Devenir entrepreneur est un risque assumé. La prise de conscience de ce risque peut se traduire par la mise en place d’actions concrètes, dont l’adhésion à des contrats santé et prévoyance. Mieux couverts, les entrepreneurs sont plus sereins. Mais si, globalement, les entrepreneurs semblent sensibles à la question du stress et du risque dans leur démarche, tout n’est pas toujours bien maîtrisé…

La possibilité d’échec mieux intégrée

En décembre 2018 a été réalisé le troisième « Baromètre de la prise de risque des entrepreneurs et indépendants » par OpinionWay pour l’association d’assurés indépendants et des entrepreneurs AGIPI. Cette étude, réalisée auprès de 800 chefs d’entreprise, dirigeants et artisans commerçants à la tête de structure de 0 à 9 salariés, nous apprend beaucoup sur le rapport au risque des entrepreneurs.

Tout d’abord, la décision d’entreprendre est choisie et mûrie dans 90 % des cas. La prise de risque est donc, corollairement, mieux anticipée, notamment parce que l’entrepreneuriat répond aujourd’hui à une logique d’indépendance et de liberté affichée qui est la première raison de se lancer pour 65 % des entrepreneurs. 88 % d’entre eux estiment d’ailleurs bien gérer les risques.

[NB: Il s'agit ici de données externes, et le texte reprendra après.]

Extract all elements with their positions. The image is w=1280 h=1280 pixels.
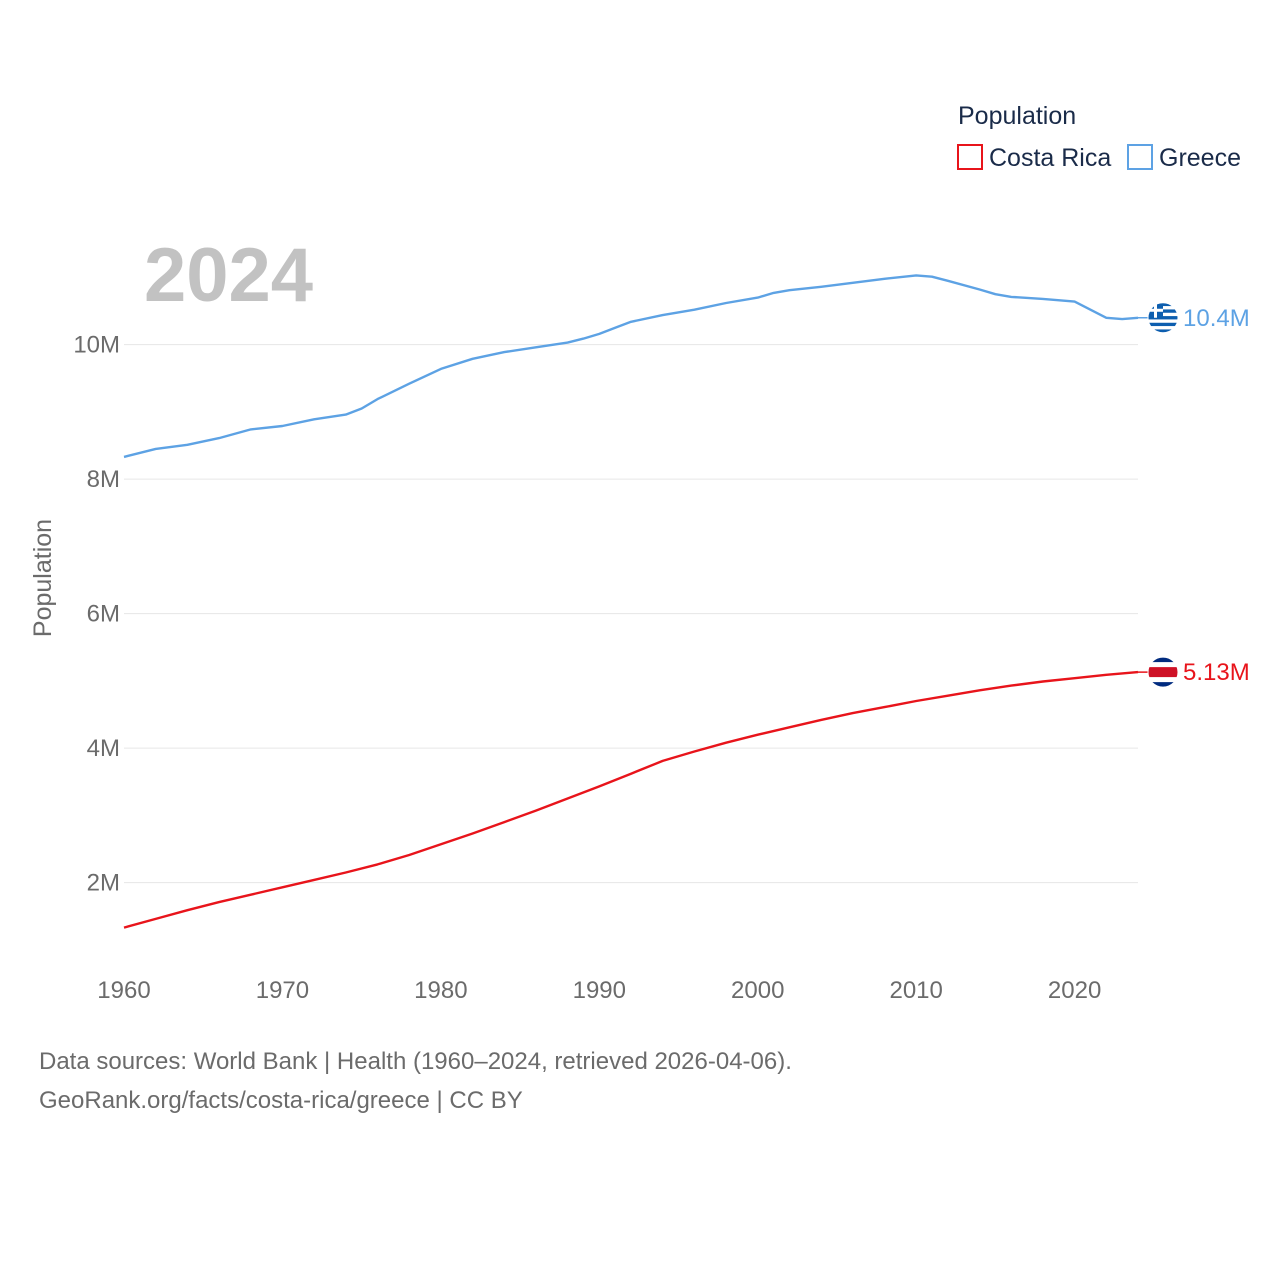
y-tick-label: 6M <box>87 601 120 628</box>
legend: Population Costa Rica Greece <box>957 102 1241 172</box>
x-tick-label: 1970 <box>256 977 309 1004</box>
legend-title: Population <box>958 102 1076 130</box>
y-tick-label: 10M <box>73 332 120 359</box>
x-tick-label: 1990 <box>573 977 626 1004</box>
legend-swatch-costa-rica[interactable] <box>957 144 983 170</box>
x-tick-label: 2010 <box>889 977 942 1004</box>
x-tick-label: 1960 <box>97 977 150 1004</box>
y-tick-label: 8M <box>87 466 120 493</box>
x-tick-label: 2020 <box>1048 977 1101 1004</box>
y-tick-label: 4M <box>87 735 120 762</box>
y-tick-label: 2M <box>87 870 120 897</box>
greece-flag-icon <box>1148 302 1178 333</box>
series-line-costa-rica[interactable] <box>123 670 1139 929</box>
end-markers: 5.13M 10.4M <box>1138 302 1250 688</box>
legend-swatch-greece[interactable] <box>1127 144 1153 170</box>
source-line-2: GeoRank.org/facts/costa-rica/greece | CC… <box>39 1087 523 1114</box>
series-line-greece[interactable] <box>123 274 1139 459</box>
year-label: 2024 <box>144 233 313 318</box>
x-tick-label: 1980 <box>414 977 467 1004</box>
legend-label-greece[interactable]: Greece <box>1159 144 1241 172</box>
end-value-label: 5.13M <box>1183 659 1250 686</box>
gridlines <box>124 344 1138 884</box>
x-tick-label: 2000 <box>731 977 784 1004</box>
costa-rica-flag-icon <box>1148 657 1178 688</box>
x-axis-ticks: 1960 1970 1980 1990 2000 2010 2020 <box>97 977 1101 1004</box>
flag-border <box>1147 302 1179 334</box>
y-axis-ticks: 2M 4M 6M 8M 10M <box>73 332 120 897</box>
legend-label-costa-rica[interactable]: Costa Rica <box>989 144 1111 172</box>
source-line-1: Data sources: World Bank | Health (1960–… <box>39 1048 792 1075</box>
end-value-label: 10.4M <box>1183 305 1250 332</box>
series-layer <box>123 274 1139 929</box>
flag-border <box>1147 656 1179 688</box>
y-axis-title: Population <box>29 519 57 637</box>
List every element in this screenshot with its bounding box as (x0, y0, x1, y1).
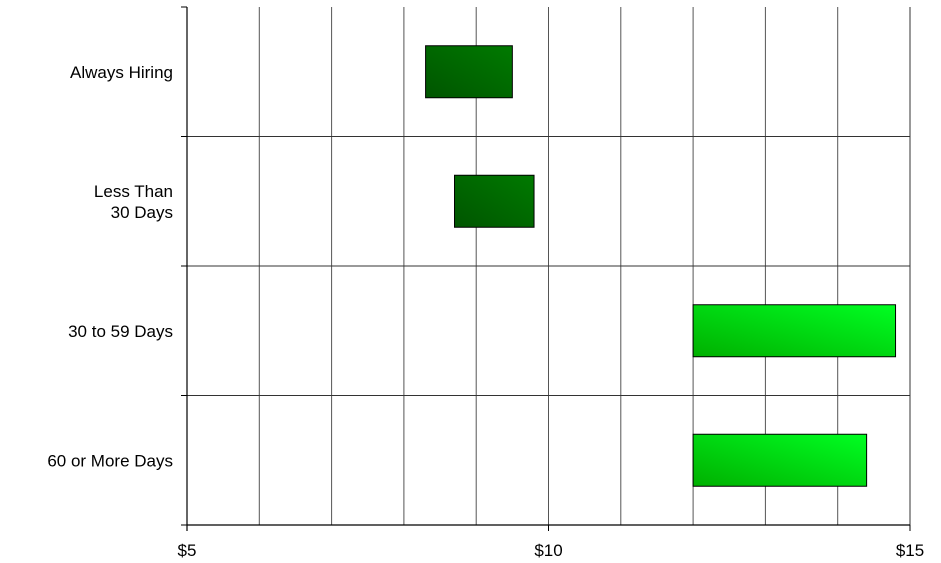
range-bars (425, 45, 897, 487)
category-label: Always Hiring (70, 63, 173, 82)
range-bar (692, 304, 897, 358)
category-label: 60 or More Days (47, 451, 173, 470)
grid-lines (181, 6, 910, 526)
range-bar (692, 433, 868, 487)
x-tick-label: $5 (178, 541, 197, 560)
range-bar (425, 45, 513, 99)
x-tick-label: $10 (534, 541, 562, 560)
x-tick-labels: $5 $10 $15 (178, 541, 925, 560)
category-label: Less Than (94, 182, 173, 201)
category-label: 30 to 59 Days (68, 322, 173, 341)
range-bar (454, 174, 535, 228)
plot-frame (186, 7, 911, 531)
x-tick-label: $15 (896, 541, 924, 560)
category-label: 30 Days (111, 203, 173, 222)
category-labels: Always Hiring Less Than 30 Days 30 to 59 Da… (47, 63, 173, 471)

Toutefois, si la prise de risque est bien mesurée sur les risques financiers (rémunération, couverture sociale, coût des charges, retraite…) elle l’est moins sur les autres (vie personnelle, santé, surcharge de travail…), puisque moins d’un entrepreneur sur 3 déclare avoir pris le temps de les mesurer. L’incapacité à travailler est pourtant la première préoccupation des entrepreneurs. En revanche, la préparation de la retraite n’est plus un risque aussi important à leurs yeux que par le passé (baisse de sept points entre le baromètre 2018 et le précédent).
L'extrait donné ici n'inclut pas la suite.